Ronny Graham, the actor-writer-comedian who wrote for the Broadway revue New Faces of 1952 and may be best known as a collaborator with Mel Brooks, died July 4 in Los Angeles, the New York Times reported.
Mr. Graham was 79. The cause of death was liver disease.
With Brooks, Mr. Graham wrote sketches for New Faces, and the pair went on to write comic films together, with Brooks either directing or starring: "Spaceballs, To Be or Not to Be, History of the World Part I."
As a lyricist, Mr. Graham earned a 1962 Tony Award nomination for the musical comedy, Bravo, Giovanni.
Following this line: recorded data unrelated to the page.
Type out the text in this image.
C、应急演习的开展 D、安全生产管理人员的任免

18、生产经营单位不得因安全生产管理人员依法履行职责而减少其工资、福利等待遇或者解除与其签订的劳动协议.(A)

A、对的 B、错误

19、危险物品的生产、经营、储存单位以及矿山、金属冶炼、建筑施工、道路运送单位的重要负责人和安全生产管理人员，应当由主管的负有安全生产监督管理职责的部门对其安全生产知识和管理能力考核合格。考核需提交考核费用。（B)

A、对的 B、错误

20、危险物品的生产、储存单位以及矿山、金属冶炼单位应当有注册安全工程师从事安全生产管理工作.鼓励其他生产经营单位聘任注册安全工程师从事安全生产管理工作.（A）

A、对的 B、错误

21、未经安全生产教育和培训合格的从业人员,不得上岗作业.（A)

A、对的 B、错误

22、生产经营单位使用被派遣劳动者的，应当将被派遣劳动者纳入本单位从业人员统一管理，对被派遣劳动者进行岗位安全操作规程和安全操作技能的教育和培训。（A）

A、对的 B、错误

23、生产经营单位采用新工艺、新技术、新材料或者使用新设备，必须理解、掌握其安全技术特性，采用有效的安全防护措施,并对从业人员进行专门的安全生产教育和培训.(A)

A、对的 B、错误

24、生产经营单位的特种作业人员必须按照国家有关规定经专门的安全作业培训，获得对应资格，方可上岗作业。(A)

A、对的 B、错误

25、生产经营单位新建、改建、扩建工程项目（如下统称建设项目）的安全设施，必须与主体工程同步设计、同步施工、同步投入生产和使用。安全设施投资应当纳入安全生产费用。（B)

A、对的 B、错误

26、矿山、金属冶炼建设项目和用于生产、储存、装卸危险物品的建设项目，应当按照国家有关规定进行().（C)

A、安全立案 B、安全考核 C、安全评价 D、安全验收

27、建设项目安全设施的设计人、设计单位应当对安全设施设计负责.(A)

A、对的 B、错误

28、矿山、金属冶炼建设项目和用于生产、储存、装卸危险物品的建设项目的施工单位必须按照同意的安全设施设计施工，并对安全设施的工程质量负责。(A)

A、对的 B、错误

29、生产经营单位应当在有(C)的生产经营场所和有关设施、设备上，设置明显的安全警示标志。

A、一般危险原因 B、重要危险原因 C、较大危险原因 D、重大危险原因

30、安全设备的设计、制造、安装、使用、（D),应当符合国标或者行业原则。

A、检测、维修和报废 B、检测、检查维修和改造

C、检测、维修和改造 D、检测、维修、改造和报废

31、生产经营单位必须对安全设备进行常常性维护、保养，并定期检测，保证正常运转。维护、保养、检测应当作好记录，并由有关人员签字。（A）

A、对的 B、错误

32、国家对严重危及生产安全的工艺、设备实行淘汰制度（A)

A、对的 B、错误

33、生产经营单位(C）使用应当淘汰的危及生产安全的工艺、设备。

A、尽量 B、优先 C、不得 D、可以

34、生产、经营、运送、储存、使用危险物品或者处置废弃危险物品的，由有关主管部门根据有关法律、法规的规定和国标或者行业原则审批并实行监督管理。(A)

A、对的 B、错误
Mr. Graham was born Ronald Montcrief Stringer in Philadelphia and got a taste for theatre as a child, when he traveled with his vaudeville performer parents, Florence Sweeney and Thomas Stringer ("Steve and Flo" was their act), according to the Times. He became a comedian, a jazz musician and an actor. He appeared in The Tender Trap on Broadway, in Brooks' films, and performed in regional theatre as late as 1995, when he was a part of Yale Repertory Theatre's staging of Tony Kushner's Slavs!. He also directed the 1969 Broadway comedy, Grin and Bare It, about a nudist family.
He wrote episodes of TV's "M*A*S*H" and was often a guest on "The Tonight Show."
Survivors include his wife, Pamela Gill, three sons, two daughters and two sisters.